Sunday evening, a black Trump supporter was cold-clocked by a counter protester during the ‘America First Vigil”https://t.co/ueNevN0idh
— NavyJack (@USNJack) August 21, 2017
COINTELPRO is the FBI acronym for a series of covert action programs directed against domestic groups. In these programs, the Bureau went beyond the collection of intelligence to secret action defined to “disrupt” and “neutralize” target groups and individuals. The techniques were adopted wholesale from wartime counterintelligence, and ranged from the trivial (mailing reprints of Reader’s Digest articles to college administrators) to the degrading (sending anonymous poison-pen letters intended to break up marriages) and the dangerous (encouraging gang warfare and falsely labeling members of a violent group as police informers)..
A. “Counterintelligence Program”: A Misnomer for Domestic Covert Action
COINTELPRO is an acronym for “counterintelligence program.” Counterintelligence is defined as those actions by an intelligence agency intended to protect its own security and to undermine hostile intelligence operations. Under COINTELPRO certain techniques the Bureau had used against hostile foreign agents were adopted for use against perceived domestic threats to the established political and social order. The formal programs which incorporated these techniques were, therefore, also called “counterintelligence.”“Covert action” is, however, a more accurate term for the Bureau’s programs directed against American citizens. “Covert action” is the label applied to clandestine activities intended to influence political choices and social values.
B. Who Were the Targets?
1. The Five Targeted Groups
The Bureau’s covert action programs were aimed at five perceived threats to domestic tranquility: the “Communist Party, USA” program (1956-71) ; the “Socialist Workers Party” program (1961-69) ; the “White Hate Group” program (1964-71) ; the “Nationalist-Hate Group” program (1967-71) ; and the “New Left” program (1968-71).
2. Labels Without Meaning
The Bureau’s titles for its programs should not be accepted uncritically.

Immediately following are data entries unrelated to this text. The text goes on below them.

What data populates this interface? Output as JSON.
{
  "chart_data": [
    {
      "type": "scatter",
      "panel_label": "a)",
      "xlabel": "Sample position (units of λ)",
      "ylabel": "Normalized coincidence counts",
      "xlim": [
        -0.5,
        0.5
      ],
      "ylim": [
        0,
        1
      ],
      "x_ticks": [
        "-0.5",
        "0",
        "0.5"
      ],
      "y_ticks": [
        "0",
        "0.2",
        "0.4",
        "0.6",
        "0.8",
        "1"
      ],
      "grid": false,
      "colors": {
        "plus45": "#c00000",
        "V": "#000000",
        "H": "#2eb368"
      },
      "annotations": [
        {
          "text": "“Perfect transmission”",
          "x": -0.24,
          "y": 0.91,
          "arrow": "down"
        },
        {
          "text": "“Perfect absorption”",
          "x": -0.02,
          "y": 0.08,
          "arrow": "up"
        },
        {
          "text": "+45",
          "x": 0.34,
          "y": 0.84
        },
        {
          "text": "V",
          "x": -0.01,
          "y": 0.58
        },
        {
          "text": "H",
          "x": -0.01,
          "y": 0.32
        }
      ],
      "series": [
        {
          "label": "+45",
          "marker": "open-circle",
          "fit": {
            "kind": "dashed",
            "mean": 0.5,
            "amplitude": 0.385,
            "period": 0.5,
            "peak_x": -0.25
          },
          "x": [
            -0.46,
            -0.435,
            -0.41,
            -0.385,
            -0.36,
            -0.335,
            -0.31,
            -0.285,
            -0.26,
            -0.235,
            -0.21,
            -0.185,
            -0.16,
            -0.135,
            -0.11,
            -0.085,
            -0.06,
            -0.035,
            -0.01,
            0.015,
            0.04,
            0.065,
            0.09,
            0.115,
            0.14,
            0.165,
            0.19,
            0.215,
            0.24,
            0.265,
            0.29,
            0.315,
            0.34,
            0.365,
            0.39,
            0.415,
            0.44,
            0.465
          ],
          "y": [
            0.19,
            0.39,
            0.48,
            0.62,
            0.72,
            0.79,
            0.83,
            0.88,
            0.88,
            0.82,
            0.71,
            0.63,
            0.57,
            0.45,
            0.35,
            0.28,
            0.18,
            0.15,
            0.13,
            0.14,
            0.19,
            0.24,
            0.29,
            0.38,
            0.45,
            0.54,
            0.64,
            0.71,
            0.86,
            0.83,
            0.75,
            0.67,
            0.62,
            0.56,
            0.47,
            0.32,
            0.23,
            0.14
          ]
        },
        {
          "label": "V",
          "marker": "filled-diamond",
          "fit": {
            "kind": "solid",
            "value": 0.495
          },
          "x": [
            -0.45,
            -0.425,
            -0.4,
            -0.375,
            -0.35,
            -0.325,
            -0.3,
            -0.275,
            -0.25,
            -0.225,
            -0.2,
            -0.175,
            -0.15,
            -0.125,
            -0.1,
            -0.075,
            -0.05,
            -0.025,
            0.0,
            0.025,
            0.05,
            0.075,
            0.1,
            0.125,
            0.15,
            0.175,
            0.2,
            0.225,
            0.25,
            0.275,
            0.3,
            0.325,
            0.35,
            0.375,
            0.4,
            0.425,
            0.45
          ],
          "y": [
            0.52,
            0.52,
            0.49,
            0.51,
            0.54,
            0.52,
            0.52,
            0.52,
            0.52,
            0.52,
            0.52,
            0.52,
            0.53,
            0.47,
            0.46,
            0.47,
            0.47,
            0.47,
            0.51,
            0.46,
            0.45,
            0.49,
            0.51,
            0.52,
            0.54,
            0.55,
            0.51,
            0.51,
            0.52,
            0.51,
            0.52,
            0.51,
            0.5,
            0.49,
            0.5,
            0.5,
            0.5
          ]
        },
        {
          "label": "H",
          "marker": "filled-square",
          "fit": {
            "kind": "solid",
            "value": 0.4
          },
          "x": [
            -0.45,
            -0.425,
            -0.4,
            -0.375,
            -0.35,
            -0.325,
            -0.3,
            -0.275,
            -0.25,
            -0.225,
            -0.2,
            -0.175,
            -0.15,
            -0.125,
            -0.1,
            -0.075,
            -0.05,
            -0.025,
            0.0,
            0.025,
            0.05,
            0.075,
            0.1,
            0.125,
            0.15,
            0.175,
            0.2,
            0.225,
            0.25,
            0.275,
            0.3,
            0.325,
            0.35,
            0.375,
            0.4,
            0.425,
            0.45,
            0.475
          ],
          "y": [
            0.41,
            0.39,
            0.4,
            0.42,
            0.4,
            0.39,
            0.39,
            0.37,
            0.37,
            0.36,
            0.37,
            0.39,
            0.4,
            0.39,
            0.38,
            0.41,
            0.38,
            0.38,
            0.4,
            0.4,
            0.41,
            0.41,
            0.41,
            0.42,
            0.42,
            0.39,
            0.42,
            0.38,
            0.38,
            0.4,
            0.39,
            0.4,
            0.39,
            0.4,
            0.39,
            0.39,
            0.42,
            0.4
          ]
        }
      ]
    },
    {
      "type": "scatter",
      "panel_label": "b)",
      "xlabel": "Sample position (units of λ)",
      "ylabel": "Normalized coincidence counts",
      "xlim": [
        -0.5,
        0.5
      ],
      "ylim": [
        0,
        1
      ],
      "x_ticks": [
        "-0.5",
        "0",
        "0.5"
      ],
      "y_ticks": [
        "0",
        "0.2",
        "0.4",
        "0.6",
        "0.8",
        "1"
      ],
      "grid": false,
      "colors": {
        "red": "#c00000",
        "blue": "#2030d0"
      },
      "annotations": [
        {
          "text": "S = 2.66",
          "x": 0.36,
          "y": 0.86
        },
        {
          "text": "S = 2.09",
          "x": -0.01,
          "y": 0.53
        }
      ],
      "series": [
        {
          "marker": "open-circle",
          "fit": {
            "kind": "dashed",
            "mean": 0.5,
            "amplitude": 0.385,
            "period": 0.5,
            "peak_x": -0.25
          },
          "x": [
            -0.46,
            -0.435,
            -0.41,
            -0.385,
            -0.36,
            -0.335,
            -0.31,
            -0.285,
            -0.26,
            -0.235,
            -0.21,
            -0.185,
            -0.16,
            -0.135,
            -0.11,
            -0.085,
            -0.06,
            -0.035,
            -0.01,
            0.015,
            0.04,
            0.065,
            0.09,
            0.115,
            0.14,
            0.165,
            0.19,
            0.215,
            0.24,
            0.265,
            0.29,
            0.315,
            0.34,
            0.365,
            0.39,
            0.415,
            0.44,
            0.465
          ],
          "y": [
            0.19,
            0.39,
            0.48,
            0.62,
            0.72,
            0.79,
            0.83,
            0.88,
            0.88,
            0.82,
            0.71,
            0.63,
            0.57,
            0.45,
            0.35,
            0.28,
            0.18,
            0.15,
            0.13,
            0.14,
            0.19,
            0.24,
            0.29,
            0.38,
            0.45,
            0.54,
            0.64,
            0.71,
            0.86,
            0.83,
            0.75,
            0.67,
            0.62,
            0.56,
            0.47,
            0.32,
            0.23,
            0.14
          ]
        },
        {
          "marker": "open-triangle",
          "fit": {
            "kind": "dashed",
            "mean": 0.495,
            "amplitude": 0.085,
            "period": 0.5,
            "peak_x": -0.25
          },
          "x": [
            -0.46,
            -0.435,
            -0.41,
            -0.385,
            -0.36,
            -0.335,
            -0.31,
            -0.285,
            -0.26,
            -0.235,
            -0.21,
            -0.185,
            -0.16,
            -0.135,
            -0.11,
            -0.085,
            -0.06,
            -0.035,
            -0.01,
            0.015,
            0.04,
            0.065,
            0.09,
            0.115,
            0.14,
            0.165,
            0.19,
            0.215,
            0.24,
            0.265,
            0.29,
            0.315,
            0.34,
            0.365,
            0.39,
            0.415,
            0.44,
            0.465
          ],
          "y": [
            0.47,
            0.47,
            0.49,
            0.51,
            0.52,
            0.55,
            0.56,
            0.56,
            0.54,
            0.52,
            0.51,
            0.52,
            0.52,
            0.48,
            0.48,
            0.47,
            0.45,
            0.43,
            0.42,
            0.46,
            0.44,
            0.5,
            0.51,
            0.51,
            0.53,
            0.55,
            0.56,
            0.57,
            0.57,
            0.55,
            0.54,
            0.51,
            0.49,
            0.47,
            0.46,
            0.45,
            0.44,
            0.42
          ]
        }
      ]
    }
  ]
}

They imply a precision of definition and of targeting which did not exist. Even the names of the later programs had no clear definition. The Black Nationalist program, according to its supervisor, included “a great number of organizations that you might not today characterize as black nationalist but which were in fact primarily black.” Indeed, the nonviolent Southern Christian Leadership Conference was labeled as a Black Nationalist “HateGroup.” Nor could anyone at the Bureau even define “New Left,” except as “more or less an attitude.”Furthermore, the actual targets were chosen from a far broader group than the names of the programs would imply. The CPUSA program targeted not only Party members but also sponsors of the National Committee to Abolish the House Un-American Activities Committee and civil rights leaders allegedly under Communist influence or simply not “anti-Communist.” The Socialist Workers Party program included non-SWP sponsors of antiwar demonstrations which were cosponsored by the SWP or the Young Socialist Alliance, its youth group. The Black Nationalist program targeted a range of organizations from the Panthers to SNCC to the peaceful Southern Christian Leadership Conference, and included most black student groups. New Left targets ranged from the SDS to the Interuniversity Committee for Debate on Foreign Policy, from all of Antioch College (“vanguard of the New Left”) to the New Mexico Free University and other “alternate” schools, 15 and from underground newspapers to students protesting university censorship of a student publication by carrying signs with four-letter words on them.